The very rare and exquisite Alana collection is on show at the Musée Jacquemart-André in Paris. An overview of Italian painting from Gothic art to the 17th century.
Orazio Gentileschi (Pisa, 1563-London, 1639), The Annunciation, ca. 1600-1605, oil on alabaster mounted on slate, 49.5 x 38.5 cm. Alana Collection, Newark, DE, USA.
© Allison Chipak
Rarely has an exhibition made such a splash at the venue hosting it. The decision to loan their Italian paintings to the museum by Alvaro Saieh and Ana Guzman (Alana is a contraction of their two first names) was no accident. They chose to lend 77 of their 450 paintings because of the close links between their works and the collections assembled by another exceptional husband and wife team.

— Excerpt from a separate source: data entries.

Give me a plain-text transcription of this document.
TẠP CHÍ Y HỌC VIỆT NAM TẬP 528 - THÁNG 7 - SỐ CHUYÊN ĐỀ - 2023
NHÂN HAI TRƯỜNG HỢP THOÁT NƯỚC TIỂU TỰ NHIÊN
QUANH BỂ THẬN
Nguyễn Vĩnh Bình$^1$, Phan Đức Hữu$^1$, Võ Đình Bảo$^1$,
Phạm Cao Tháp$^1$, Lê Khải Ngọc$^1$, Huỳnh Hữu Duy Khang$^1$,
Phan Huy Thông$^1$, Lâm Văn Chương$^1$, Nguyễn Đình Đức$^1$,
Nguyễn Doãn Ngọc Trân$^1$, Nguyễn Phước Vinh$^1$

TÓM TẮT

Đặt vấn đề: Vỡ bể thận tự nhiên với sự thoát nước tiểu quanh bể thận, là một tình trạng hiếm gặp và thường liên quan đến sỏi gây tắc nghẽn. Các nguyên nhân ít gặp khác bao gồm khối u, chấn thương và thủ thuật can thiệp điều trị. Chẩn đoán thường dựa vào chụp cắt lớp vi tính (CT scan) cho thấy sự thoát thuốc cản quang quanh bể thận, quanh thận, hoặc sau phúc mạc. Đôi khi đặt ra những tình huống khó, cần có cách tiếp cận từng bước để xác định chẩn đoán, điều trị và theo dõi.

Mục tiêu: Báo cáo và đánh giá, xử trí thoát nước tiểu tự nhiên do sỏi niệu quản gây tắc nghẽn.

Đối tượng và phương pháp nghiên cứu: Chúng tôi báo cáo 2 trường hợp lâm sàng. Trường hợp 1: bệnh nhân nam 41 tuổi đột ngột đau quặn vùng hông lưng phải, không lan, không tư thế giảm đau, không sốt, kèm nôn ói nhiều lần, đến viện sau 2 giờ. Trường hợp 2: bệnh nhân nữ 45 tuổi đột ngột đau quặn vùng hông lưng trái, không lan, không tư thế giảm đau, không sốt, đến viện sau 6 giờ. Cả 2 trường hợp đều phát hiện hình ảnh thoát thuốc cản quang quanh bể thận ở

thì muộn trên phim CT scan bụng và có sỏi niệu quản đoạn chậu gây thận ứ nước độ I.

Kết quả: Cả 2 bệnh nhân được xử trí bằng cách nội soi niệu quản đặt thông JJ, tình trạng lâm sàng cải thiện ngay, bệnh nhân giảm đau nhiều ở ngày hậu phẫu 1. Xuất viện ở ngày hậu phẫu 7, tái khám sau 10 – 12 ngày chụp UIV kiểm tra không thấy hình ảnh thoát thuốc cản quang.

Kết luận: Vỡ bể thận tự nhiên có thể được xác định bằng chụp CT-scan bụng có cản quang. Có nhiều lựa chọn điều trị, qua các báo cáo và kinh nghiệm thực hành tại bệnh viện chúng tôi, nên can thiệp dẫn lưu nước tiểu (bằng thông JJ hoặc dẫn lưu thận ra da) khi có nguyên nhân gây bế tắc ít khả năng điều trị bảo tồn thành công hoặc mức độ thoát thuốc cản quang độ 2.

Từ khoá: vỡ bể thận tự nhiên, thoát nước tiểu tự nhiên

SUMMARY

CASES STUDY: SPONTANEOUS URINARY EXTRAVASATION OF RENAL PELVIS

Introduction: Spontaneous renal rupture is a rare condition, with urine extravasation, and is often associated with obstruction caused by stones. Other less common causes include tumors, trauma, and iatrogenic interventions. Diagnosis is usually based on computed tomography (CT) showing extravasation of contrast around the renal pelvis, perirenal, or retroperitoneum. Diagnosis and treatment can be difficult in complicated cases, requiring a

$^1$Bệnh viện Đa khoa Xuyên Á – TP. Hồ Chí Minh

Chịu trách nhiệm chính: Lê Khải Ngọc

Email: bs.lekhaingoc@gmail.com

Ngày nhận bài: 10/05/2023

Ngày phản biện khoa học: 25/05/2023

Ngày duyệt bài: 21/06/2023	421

The common theme is Renaissance Italy. Pierre Curie, curator of the Paris museum and co-curator of the exhibition, is visibly thrilled to be able to present this rarely-loaned group. "Here we have unique evidence, in private hands, of the Italian schools' vitality and the coexistence of different pictorial languages within the same timeline." This explains the decision to hang the works nose to tail in the first room, with schools and periods in no specific order, as in the collectors' apartment. Florence rubs shoulders with Venice; Mannerism with the Baroque; a tondo by Jacopo del Sellaio with a panel by Vittore Carpaccio. The idea is to provide an overview of Italian art from the 13th to the 17th century. The eye, intrigued, stops, moves on then travels back and forth to read the notices and compare styles. We then find a chronological circuit reflecting the collection's main themes. Charm reigns supreme, with the glowing golds of the Primitives (the paintings selected are in impeccable condition) and various key pieces like Lorenzo Monaco's Annunciation. The first Florentine Renaissance opens onto perspective and spirituality, finding full humanistic expression in The Man of Sorrows, painted in around 1490 by Cosimo Rosselli, while Venice ushers in the 16th century and Luminism. A spectacular Tintoretto, recently acquired, still awaits the identification of its battle scene, while Pontormo and Bronzino hark back to the Florence of the Medici, illustrating the magisterial art of the portrait, and an Allegory of autumn fruits by Giorgio Vasari heralds the first still lifes. The exhibition ends on a Baroque note with Annibal Carrache, Manfredi and an eminently tender Orazio Gentileschi. We can only rejoice in the collectors' desire to push out their chronological limits to encompass the splendid 17th century.